Après la trilogie à succès Kirikou et son précédent long métrage Dilili à Paris, le maître de l’animation française Michel Ocelot fait un triple salto géographique et temporel dans son nouveau film Le Pharaon, le Sauvage et la princesse. Cette fois, il nous emmène d’abord en Egypte antique, puis dans une Auvergne moyenâgeuse et en Turquie au XVIIIe siècle pour suivre, au travers de trois contes, des aventures romanesques truffées de palais fastueux, de monarques cruels, de beignets parfumés et de princesses désobéissantes. Discussion avec un réalisateur intemporel qui nous explique pourquoi ces princesses sont cool et qu’il n’y a pas d’âge pour les aimer.

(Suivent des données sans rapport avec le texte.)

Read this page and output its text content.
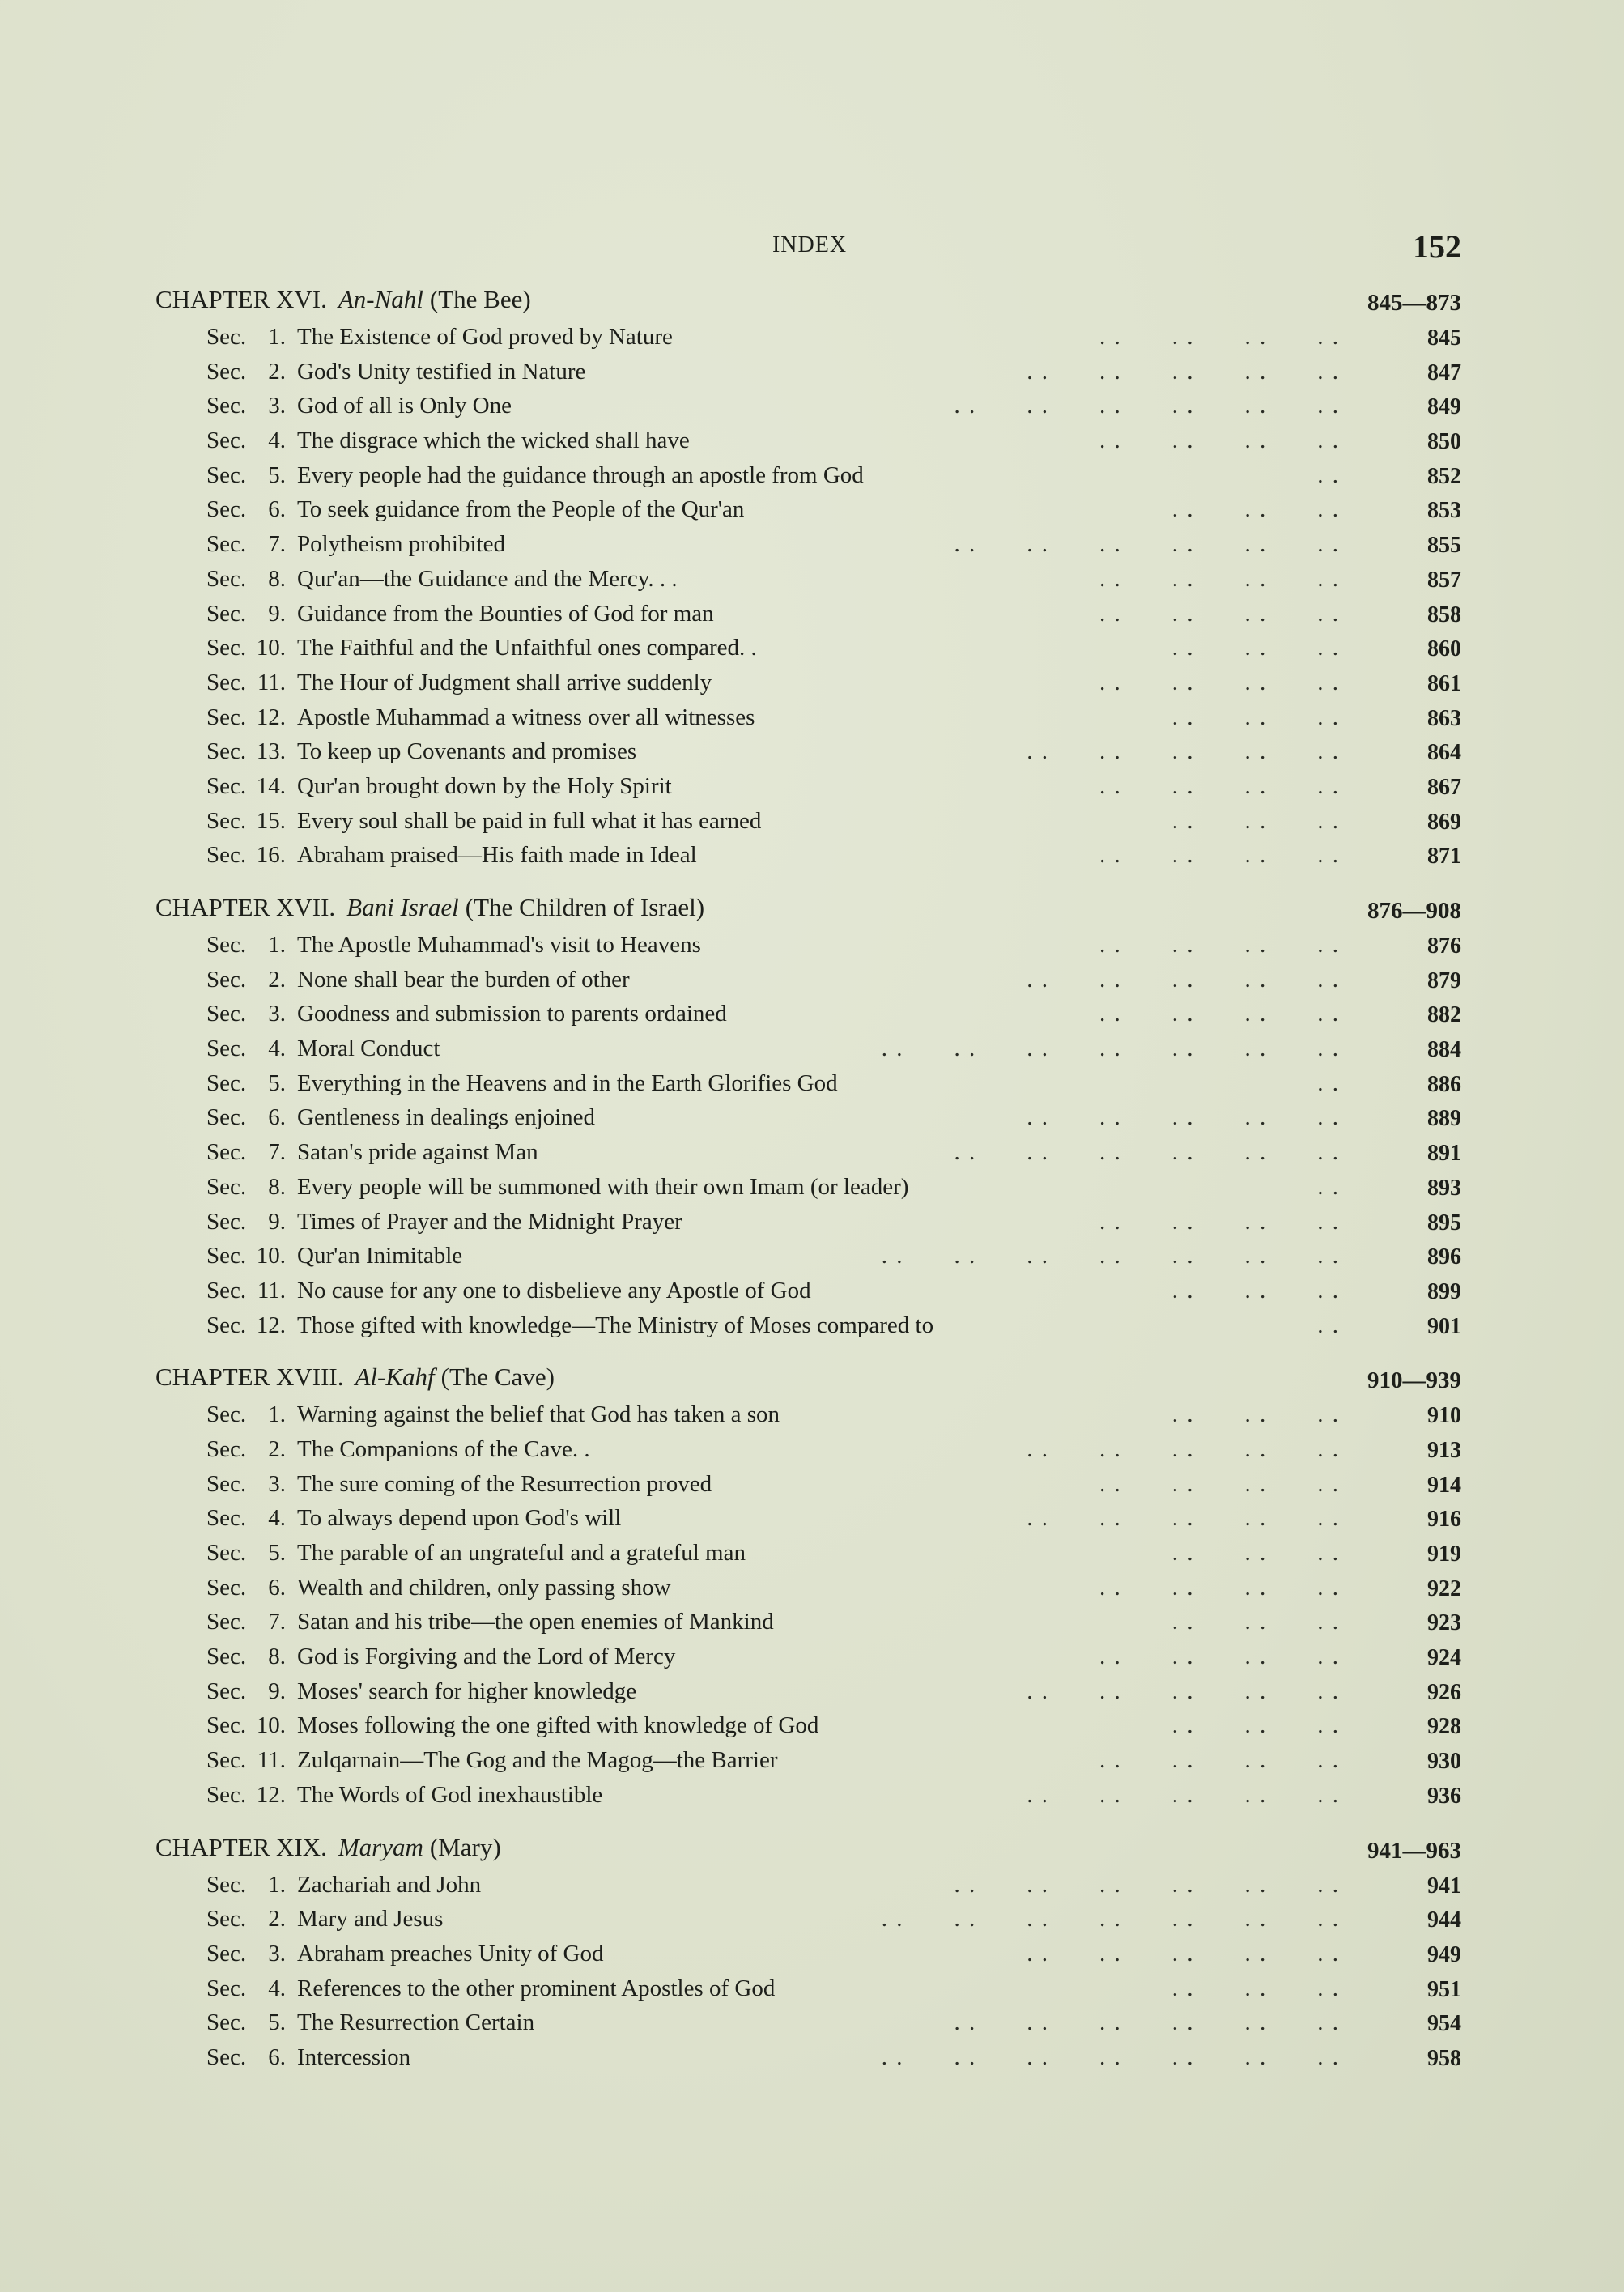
INDEX	152
CHAPTER XVI. An-Nahl (The Bee)	845—873
Sec. 1. The Existence of God proved by Nature	. .  . .  . .  . .	845
Sec. 2. God's Unity testified in Nature	. .  . .  . .  . .  . .	847
Sec. 3. God of all is Only One	. .  . .  . .  . .  . .  . .	849
Sec. 4. The disgrace which the wicked shall have	. .  . .  . .  . .	850
Sec. 5. Every people had the guidance through an apostle from God	. .	852
Sec. 6. To seek guidance from the People of the Qur'an	. .  . .  . .	853
Sec. 7. Polytheism prohibited	. .  . .  . .  . .  . .  . .	855
Sec. 8. Qur'an—the Guidance and the Mercy. . .	. .  . .  . .  . .	857
Sec. 9. Guidance from the Bounties of God for man	. .  . .  . .  . .	858
Sec. 10. The Faithful and the Unfaithful ones compared. .	. .  . .  . .	860
Sec. 11. The Hour of Judgment shall arrive suddenly	. .  . .  . .  . .	861
Sec. 12. Apostle Muhammad a witness over all witnesses	. .  . .  . .	863
Sec. 13. To keep up Covenants and promises	. .  . .  . .  . .  . .	864
Sec. 14. Qur'an brought down by the Holy Spirit	. .  . .  . .  . .	867
Sec. 15. Every soul shall be paid in full what it has earned	. .  . .  . .	869
Sec. 16. Abraham praised—His faith made in Ideal	. .  . .  . .  . .	871
CHAPTER XVII. Bani Israel (The Children of Israel)	876—908
Sec. 1. The Apostle Muhammad's visit to Heavens	. .  . .  . .  . .	876
Sec. 2. None shall bear the burden of other	. .  . .  . .  . .  . .	879
Sec. 3. Goodness and submission to parents ordained	. .  . .  . .  . .	882
Sec. 4. Moral Conduct	. .  . .  . .  . .  . .  . .  . .	884
Sec. 5. Everything in the Heavens and in the Earth Glorifies God	. .	886
Sec. 6. Gentleness in dealings enjoined	. .  . .  . .  . .  . .	889
Sec. 7. Satan's pride against Man	. .  . .  . .  . .  . .  . .	891
Sec. 8. Every people will be summoned with their own Imam (or leader)	. .	893
Sec. 9. Times of Prayer and the Midnight Prayer	. .  . .  . .  . .	895
Sec. 10. Qur'an Inimitable	. .  . .  . .  . .  . .  . .  . .	896
Sec. 11. No cause for any one to disbelieve any Apostle of God	. .  . .  . .	899
Sec. 12. Those gifted with knowledge—The Ministry of Moses compared to	. .	901
CHAPTER XVIII. Al-Kahf (The Cave)	910—939
Sec. 1. Warning against the belief that God has taken a son	. .  . .  . .	910
Sec. 2. The Companions of the Cave. .	. .  . .  . .  . .  . .	913
Sec. 3. The sure coming of the Resurrection proved	. .  . .  . .  . .	914
Sec. 4. To always depend upon God's will	. .  . .  . .  . .  . .	916
Sec. 5. The parable of an ungrateful and a grateful man	. .  . .  . .	919
Sec. 6. Wealth and children, only passing show	. .  . .  . .  . .	922
Sec. 7. Satan and his tribe—the open enemies of Mankind	. .  . .  . .	923
Sec. 8. God is Forgiving and the Lord of Mercy	. .  . .  . .  . .	924
Sec. 9. Moses' search for higher knowledge	. .  . .  . .  . .  . .	926
Sec. 10. Moses following the one gifted with knowledge of God	. .  . .  . .	928
Sec. 11. Zulqarnain—The Gog and the Magog—the Barrier	. .  . .  . .  . .	930
Sec. 12. The Words of God inexhaustible	. .  . .  . .  . .  . .	936
CHAPTER XIX. Maryam (Mary)	941—963
Sec. 1. Zachariah and John	. .  . .  . .  . .  . .  . .	941
Sec. 2. Mary and Jesus	. .  . .  . .  . .  . .  . .  . .	944
Sec. 3. Abraham preaches Unity of God	. .  . .  . .  . .  . .	949
Sec. 4. References to the other prominent Apostles of God	. .  . .  . .	951
Sec. 5. The Resurrection Certain	. .  . .  . .  . .  . .  . .	954
Sec. 6. Intercession	. .  . .  . .  . .  . .  . .  . .	958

Comment est né votre nouveau film Le Pharaon, le Sauvage et la princesse ?

Je sortais de tourner « Dilili à Paris », qui a été dur à porter à plusieurs égards (6 ans de préparation pour un long métrage racontant le combat d’une petite fille métisse contre une secte masculiniste, ndlr), et j’ai décidé de faire des histoires plus courtes et plus légères. La préparation s’est faite comme d’habitude, seul et dans le silence : scénario, dialogues, storyboard, modèles de personnages, esquisses de décors. Tout cela s’est passé pendant les confinements qui ne m’ont ralenti d’aucune manière, j’étais à mon bureau comme d’habitude. Le tournage s’est bien passé, en partie à Bruxelles et en partie dans un village de la Moselle, parce que la Belgique et la Région Grand-Est nous ont donné quelque argent.

Trois contes, trois époques et trois cultures différentes. Où trouvez-vous donc vos inspirations ?

Tout m’inspire, toutes les régions, toutes les époques. Je suis un gourmand dans une confiserie et je veux tout goûter.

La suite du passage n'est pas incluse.